Bill Shannon, David Seaman, Tony and Gillian Luscombe, former colleagues of Burt Cross, remember his lifelong service to the co-op movement.

Burt Cross, a major figure in the modernisation and transformation of the Co-op which began in the 1960s, died on 15 May 2018, at the age of 97.

Born in Manchester in 1920, he joined CWS in 1937, first in the postal department, then in the publicity department, but on the outbreak of the Second World War he was called up to the Territorial Army, and spent the next seven years in the services.

On his return to the CWS, he began to study for an external economics degree at London University, via a scholarship to the Co-operative College, and thus became one of the very first graduates employed by the CWS.

Burt Cross’s career in the movement began in 1937

As an innovative organisation, the CWS was one of the first businesses in the country to have a market research department. Burt served there for a spell before a period as national sales manager, Bakery Division, but then returned to market research, becoming manager when his predecessor, Fred Lambert, left in 1966 to set up the CWS regional distribution centres.

This was a pivotal moment for the CWS, and Burt found himself and his team in the thick of the transformation initiated by Philip Thomas, which included the introduction in 1967 of the Co-op cloverleaf logo designed by the US brand strategy company Lippincott & Margulies. He was closely involved in the roll-out of that logo and fascia to the stores of the 500 or so independent societies that made up the movement, under Operation Facelift.

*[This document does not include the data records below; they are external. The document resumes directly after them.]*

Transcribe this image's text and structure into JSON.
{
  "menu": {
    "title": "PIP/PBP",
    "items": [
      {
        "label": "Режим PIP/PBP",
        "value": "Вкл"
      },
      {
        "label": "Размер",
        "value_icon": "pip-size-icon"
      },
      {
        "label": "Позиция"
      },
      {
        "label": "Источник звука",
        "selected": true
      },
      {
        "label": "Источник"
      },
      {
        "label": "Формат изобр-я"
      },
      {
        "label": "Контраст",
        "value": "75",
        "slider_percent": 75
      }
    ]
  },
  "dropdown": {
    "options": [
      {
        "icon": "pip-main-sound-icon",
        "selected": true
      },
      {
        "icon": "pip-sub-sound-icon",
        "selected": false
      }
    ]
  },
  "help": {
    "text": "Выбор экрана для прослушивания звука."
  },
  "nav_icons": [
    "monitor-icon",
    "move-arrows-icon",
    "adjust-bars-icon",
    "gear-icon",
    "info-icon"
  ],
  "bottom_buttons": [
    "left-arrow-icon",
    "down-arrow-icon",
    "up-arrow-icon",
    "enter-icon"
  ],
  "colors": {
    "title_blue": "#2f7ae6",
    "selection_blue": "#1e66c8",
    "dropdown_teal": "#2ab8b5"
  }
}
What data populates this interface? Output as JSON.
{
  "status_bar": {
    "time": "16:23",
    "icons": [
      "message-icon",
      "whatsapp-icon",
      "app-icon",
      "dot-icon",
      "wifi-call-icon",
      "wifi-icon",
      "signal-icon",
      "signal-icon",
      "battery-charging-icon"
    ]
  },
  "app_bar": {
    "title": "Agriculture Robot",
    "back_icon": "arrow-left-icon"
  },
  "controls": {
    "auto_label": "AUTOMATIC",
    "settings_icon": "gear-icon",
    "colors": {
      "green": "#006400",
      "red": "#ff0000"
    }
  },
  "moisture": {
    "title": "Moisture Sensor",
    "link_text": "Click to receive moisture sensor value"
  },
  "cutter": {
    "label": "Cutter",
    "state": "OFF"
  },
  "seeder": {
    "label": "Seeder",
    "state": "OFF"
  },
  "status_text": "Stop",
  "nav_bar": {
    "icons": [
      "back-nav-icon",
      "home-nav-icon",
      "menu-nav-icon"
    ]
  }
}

At the same time the products of the CWS factories, then marketed under a wide range of ‘house-brands’, were relaunched under the Co-op brand – each of which was rigorously tested by the testing panels of Burt’s market research department, to ensure they were of equivalent quality to the branded product. Soon after, national television advertising began, and Burt became general manager – marketing services, taking on responsibility for advertising, public relations, design, display and photographic departments, well as market research, to which was added the newly created dividend stamps department, set up in 1969 to manage the stamps scheme, and to encourage all societies, the majority of which had by then ceased to pay dividend, to join the scheme. This allowed the movement in 1974 to unite behind a new advertising strap-line, ‘Your Caring, Sharing Co-op’ which for the first time in its history positioned the Co-op in line with its values as both a member-owned, profit-sharing organisation, but also as the ethical, responsible, retailer.

Burt retired in 1985, but continued to maintain a strong interest in, indeed passion for, the Co-op. For many years he was a regular letter writer to the Co-op News, especially when he thought the Co-op brand, and the values legacy, were under threat. In 2010, he encouraged retail guru Mary Portas, who happened to be his grandson’s partner, to write about the Co-op in the Daily Telegraph (21 January 2010), in which she criticised the Co-op Group for failing to make enough of its credentials. This led to her appearance with Burt – then aged 90 – at the Co-operative Congress in Birmingham in 2011, at which she urged delegates ‘to trumpet its brand values in a more aggressive manner’ (Co-op News, 27 June 2011). In his final years, Burt was pleased to see the return of something like ‘his’ Co-op logo, and a return to the brand values he had espoused all his life.

As well as his achievements for the Co-op, those who worked with Burt will remember a warm and witty man who, despite an occasional brusque manner, inspired and cared for them all.